# Business Advice needed



## Syed Fahad Zeeshan (Feb 26, 2012)

Hi,

I am all new to this forum and recently came to Dubai.

I am a graduate engineer with experience in handling a Sales & Projects for various telecom operators and vendors in Pakistan. In addition to this, as an entrepreneur, in 2006 I also established a firm primarily involved in in Trainers,Consultants and then later grew it as a subcontractor to provide Human Resources ( both skilled and unskilled).

I ran the full time job and my business entity simultaneously for just over five (05) years until I left my job earlier last year,( I was working as a Group-Supply Chain Manager for a Pakistan Telecom Operator) to grow my company locally and Internationally.

In last 2 years of our Operations in Pakistan, we had extended ourselves in Pakistan into all three major cities, Karachi,Lahore and Islamabad and having a sustainable growth locally.

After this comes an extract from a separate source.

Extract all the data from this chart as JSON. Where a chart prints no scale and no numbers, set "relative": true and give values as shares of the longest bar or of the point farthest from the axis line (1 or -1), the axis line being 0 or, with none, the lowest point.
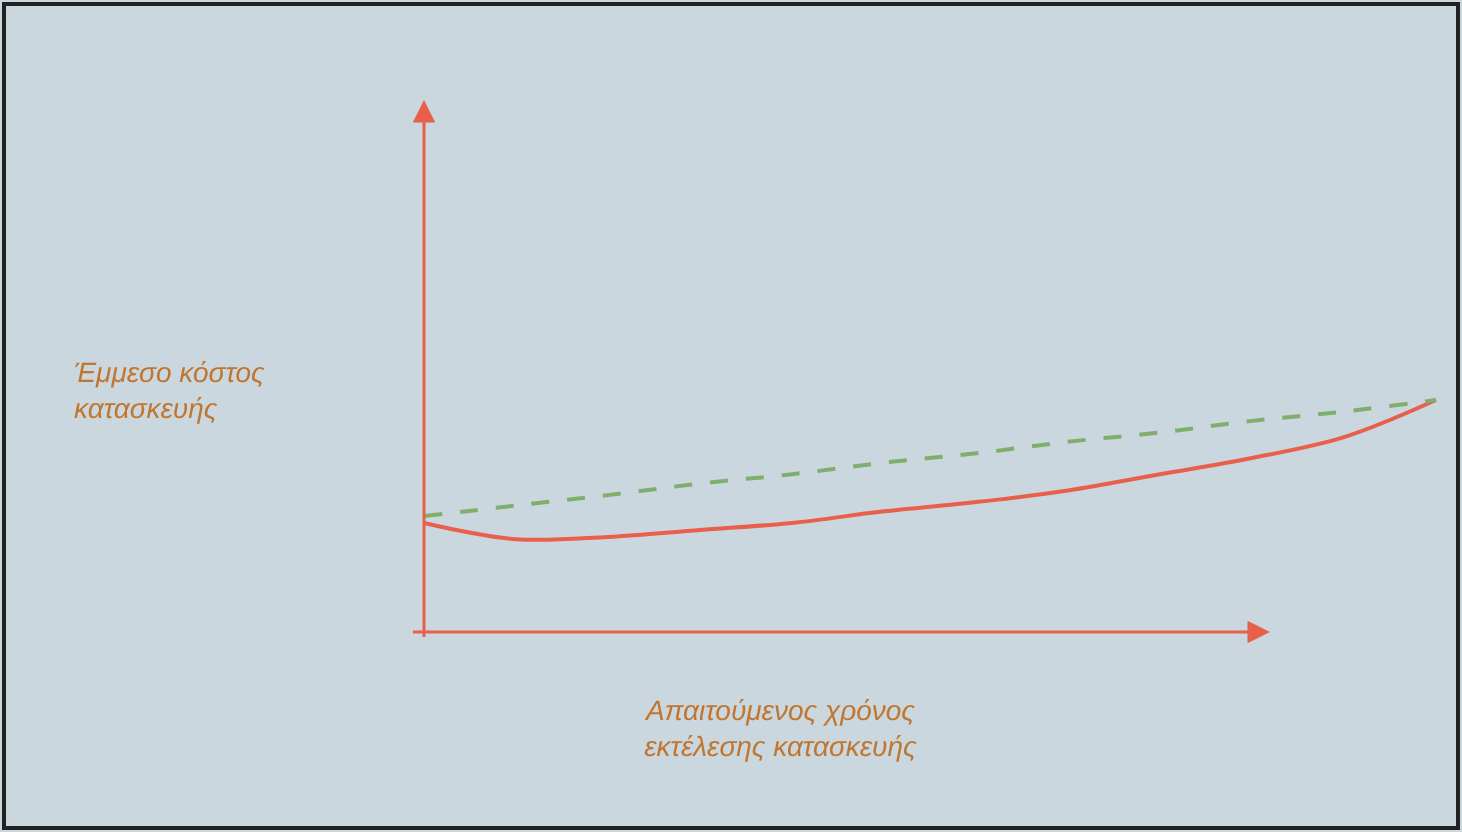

However, to initiate the international foot-print I visited U.K ( as I got HSMP visa now valid till Feb-2013) but things were quite slow there so I decided to move back and look for the other options.

Currently, I am in UAE and look forward to seek a genuine advise from the Professionals in this forum about the Business/Consultation trends, possibilities of ventures in the following arenas and how to get started( possible sharing of links and contacts):

1. Subcontracting in the field of Telecom and/or HR-Outsourcing.( including skilled and unskilled).
2. Training and Recruiting of the staff.
3. Repairing and Refurbishment Services.
4. Consultancy assignment for Managed Services.

Looking forward for a postive response form all group members


----------



## Syed Fahad Zeeshan (Feb 26, 2012)

Still waiting to hear from you guys in UAE


----------



## Jynxgirl (Nov 27, 2009)

So, telecom engineering is a field inside mechanical engineering. Everything you have wrote, has nothing to do with engineering. 

Your experience is in training for CSR roles, Hr for CSR roles, and a logistical role?? Just guessing, but you might not be getting alot of bites because the hr department receiving your cv, has no idea what you are trying to say or what you have previously done. 

That said, I would suggest looking at etisilat and du and see what they have. They are the two major telecom companies in the uae. If you are an actual telecom engineer, then I would suggest looking at large corporations as they needs techs for their internal switching/multiplexing/telecomm systems.


----------